So, there I was the next day, back at my office. One assignment left: locate the Red Sparrow. Nobody was beating at my door with new work for me to do. That was fine. It was a time for a tabulation, a tabulation of myself. All in all, I had pretty much done what I had set out to do in life. I had made some good moves. I wasn’t sleeping on the streets at night. Of course, there were a lot of good people sleeping in the streets. They weren’t fools, they just didn’t fit into the needed machinery of the moment. And those needs kept altering. It was a grim set-up and if you found yourself sleeping in your own bed at night, that alone was a precious victory over the forces. I’d been lucky but some of the moves I’d made had not been entirely without thought. But all in all it was a fairly horrible world and I felt sad, often, for most of the people in it.
Well, to hell with it. I pulled out the vodka and had a hit.
Often the best parts of life were when you weren’t doing anything at all, just mulling it over, chewing on it. I mean, say that you figure that everything is senseless, then it can’t be quite senseless because you are aware that it’s senseless and your awareness of senselessness almost gives it sense. You know what I mean? And optimistic pessimism.

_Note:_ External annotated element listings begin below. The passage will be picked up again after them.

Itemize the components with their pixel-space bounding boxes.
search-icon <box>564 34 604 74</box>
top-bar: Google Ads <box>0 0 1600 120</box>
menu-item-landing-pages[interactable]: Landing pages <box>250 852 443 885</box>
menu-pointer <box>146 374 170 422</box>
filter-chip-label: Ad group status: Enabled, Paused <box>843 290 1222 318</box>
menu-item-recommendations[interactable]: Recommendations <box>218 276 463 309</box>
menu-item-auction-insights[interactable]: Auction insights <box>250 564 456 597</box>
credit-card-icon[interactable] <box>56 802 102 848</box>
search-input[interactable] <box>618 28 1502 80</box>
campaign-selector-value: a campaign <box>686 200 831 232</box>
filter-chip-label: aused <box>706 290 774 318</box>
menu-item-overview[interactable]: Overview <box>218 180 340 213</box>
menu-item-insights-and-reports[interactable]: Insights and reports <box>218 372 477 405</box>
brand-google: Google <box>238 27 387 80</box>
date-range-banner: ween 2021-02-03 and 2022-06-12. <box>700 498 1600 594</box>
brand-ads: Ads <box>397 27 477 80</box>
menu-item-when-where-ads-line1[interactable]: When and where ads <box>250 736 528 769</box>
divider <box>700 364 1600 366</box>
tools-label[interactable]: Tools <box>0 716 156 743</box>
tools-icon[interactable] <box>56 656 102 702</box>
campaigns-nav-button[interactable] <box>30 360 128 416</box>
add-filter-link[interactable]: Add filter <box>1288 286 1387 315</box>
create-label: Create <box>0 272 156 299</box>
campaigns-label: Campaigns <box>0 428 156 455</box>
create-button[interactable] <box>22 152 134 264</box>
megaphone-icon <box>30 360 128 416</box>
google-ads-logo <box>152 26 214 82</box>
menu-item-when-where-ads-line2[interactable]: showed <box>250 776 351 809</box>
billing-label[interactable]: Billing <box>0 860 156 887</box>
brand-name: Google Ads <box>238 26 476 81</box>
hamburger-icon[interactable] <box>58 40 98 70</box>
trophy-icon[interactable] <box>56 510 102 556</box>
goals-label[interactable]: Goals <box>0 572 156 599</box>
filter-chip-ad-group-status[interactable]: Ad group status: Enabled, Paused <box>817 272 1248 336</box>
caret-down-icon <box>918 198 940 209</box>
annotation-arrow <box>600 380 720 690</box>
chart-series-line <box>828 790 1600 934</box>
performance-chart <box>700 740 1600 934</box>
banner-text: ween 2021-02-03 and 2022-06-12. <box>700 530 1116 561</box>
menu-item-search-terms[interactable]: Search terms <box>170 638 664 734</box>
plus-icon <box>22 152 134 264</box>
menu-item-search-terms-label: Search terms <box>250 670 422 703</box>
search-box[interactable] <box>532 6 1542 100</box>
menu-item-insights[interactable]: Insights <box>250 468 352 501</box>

The Red Sparrow. It was like the search for the Holy Grail. Maybe the water was too deep for me. And too hot.
I had another hit of vodka.
There was a rap on the door. I took my feet off the desk.
“Come on in.”
The door opened and there stood this guy, slight of build, dressed in raggedy-ass clothing. There was a smell to him. Something like kerosene. I wasn’t sure. He had small slitted eyes. He moved toward me sidewise. Then he stopped, right at the edge of my desk, leaned forward. He had a slight head twitch.
“Belane,” he said.
“Perhaps,” I answered.
“I got it all here for you,” he said.
“Good,” I said, “now take it the hell out of here.”
“Easy, Belane, I got the word.”
“Yeah? What’s the word?”
“Red Sparrow.”
“Tell me more.”
“We know you’re looking for it.”
“‘We,’ huh? Who’s ‘we’?”
“Can’t say.”
I got up, walked around the desk, grabbed him by his pitiful shirt front.

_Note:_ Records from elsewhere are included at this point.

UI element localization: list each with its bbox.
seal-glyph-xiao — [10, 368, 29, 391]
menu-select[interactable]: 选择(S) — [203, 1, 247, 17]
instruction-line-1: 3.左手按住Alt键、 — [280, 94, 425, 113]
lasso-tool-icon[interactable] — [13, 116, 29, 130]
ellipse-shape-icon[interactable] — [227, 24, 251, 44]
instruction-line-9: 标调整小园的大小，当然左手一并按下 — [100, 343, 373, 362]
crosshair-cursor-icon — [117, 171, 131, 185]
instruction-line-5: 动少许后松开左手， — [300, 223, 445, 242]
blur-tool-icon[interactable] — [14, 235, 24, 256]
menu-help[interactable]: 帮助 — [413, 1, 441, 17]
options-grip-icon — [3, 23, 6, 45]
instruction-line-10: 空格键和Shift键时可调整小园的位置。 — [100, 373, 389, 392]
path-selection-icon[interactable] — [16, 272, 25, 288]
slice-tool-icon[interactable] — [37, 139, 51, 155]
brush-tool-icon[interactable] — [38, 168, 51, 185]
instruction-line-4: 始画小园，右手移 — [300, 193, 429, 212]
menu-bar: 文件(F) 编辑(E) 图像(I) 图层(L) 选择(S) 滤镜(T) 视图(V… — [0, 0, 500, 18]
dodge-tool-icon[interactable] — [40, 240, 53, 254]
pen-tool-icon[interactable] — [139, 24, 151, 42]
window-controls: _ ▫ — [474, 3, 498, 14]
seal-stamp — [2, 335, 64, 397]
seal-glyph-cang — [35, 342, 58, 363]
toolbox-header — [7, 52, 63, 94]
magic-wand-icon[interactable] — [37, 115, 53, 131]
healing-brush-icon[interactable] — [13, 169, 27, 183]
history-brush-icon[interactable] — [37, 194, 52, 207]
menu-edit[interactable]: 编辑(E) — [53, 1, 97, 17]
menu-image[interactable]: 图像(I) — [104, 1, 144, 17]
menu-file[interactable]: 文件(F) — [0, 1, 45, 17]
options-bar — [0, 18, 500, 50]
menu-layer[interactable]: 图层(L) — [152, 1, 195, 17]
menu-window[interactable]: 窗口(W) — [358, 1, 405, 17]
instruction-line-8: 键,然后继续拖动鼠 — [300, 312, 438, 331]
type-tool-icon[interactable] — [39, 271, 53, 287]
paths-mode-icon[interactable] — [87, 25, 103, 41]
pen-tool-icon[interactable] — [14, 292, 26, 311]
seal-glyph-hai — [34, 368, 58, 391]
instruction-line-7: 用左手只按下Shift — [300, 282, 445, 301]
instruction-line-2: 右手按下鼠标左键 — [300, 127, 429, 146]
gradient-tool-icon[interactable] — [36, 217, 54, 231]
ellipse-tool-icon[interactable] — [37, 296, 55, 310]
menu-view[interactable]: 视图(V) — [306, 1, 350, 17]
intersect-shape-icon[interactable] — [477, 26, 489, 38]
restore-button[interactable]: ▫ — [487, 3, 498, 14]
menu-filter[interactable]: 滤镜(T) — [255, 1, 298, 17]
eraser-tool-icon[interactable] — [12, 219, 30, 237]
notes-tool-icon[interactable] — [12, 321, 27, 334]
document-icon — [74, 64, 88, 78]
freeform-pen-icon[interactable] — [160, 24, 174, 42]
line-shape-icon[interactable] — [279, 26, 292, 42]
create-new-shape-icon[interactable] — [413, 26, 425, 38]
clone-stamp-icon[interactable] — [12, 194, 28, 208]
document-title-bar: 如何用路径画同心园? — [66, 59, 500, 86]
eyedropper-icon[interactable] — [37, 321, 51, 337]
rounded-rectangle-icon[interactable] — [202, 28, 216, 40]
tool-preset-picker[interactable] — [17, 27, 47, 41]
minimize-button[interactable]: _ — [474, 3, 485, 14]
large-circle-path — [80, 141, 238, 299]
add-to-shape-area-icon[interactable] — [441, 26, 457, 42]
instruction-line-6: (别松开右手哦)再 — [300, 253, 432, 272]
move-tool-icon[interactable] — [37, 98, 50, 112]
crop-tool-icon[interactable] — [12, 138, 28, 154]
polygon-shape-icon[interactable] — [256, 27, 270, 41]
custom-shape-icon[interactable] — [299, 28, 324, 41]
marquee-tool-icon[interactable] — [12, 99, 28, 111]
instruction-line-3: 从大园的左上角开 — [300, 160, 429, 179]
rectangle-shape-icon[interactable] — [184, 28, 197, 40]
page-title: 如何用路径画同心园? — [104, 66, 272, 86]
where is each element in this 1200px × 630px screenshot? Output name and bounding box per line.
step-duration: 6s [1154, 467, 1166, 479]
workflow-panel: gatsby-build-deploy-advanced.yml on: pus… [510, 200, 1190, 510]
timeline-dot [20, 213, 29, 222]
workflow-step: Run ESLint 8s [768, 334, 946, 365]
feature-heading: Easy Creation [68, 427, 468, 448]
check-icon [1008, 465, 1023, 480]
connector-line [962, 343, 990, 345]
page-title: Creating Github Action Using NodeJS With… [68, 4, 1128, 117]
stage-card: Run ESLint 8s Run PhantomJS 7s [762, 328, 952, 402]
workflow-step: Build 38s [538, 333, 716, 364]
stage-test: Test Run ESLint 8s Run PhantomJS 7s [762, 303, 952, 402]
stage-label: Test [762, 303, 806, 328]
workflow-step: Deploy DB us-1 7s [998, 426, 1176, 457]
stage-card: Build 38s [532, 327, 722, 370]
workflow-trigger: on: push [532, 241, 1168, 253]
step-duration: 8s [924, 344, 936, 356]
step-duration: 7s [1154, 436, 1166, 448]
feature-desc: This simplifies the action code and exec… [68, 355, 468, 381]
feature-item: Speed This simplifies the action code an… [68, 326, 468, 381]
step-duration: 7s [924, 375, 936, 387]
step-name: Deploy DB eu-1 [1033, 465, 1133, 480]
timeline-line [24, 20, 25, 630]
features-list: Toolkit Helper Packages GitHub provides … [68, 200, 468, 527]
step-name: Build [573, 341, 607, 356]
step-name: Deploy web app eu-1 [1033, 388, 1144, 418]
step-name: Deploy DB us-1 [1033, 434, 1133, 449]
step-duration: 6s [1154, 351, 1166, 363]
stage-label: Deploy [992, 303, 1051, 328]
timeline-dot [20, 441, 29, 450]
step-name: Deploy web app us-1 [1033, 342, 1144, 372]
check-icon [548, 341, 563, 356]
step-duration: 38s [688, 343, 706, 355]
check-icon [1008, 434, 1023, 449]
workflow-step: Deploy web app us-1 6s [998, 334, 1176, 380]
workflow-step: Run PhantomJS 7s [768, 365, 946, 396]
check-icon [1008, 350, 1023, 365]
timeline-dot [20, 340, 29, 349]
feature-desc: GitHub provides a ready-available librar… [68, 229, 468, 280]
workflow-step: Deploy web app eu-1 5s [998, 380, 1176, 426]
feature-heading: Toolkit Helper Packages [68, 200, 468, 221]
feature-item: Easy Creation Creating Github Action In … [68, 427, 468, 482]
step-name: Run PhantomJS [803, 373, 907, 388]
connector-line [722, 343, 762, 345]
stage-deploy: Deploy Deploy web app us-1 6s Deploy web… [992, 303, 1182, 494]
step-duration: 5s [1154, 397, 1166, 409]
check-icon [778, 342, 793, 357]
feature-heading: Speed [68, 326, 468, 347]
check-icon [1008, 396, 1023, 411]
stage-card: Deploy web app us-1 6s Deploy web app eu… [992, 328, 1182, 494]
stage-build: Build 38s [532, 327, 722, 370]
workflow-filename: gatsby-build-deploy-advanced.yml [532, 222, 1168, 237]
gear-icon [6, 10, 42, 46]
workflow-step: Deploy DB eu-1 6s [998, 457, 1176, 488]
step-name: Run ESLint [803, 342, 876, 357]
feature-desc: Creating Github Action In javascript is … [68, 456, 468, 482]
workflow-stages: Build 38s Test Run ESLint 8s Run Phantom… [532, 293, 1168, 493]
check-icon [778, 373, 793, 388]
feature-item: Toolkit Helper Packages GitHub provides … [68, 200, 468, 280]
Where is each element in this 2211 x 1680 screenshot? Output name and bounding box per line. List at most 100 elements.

“Suppose I make you say? Suppose I kick it out of you?”
“Can’t. I don’t know.”
Somehow, I believed him. I let go. He almost fell to the floor. I walked around, sat behind my desk again.
“My name’s Amos,” he said, “Amos Redsdale. I can put you on the road to the Sparrow. You want it?”
“What is it?”
“An address. She knows about the Sparrow.”
“How much?”
“75 dollars.”
“Screw you, Amos.”
“O.k., you don’t want it? I gotta go. I gotta make the first post. I got a tip on the daily double.”
“50 bucks.”
“60,” said Amos.
“All right, let me have the address.”
I dug out 3 twenties and he handed me a slip of paper. I opened it and read it. It said: “Deja Fountain, apt. 9, 3234 Rudson Drive. W.L.A.”
“Look, Amos, you could write any kind of shit here you want. How do I know this is any good?”
“You just go there, Belane. It’s good stuff.”
“For the sake of your ass, Amos, it had better be.”
“I gotta make first post,” he said. Then he turned, walked to the door and was gone.
And I was sitting there out 60 bucks and holding a piece of paper.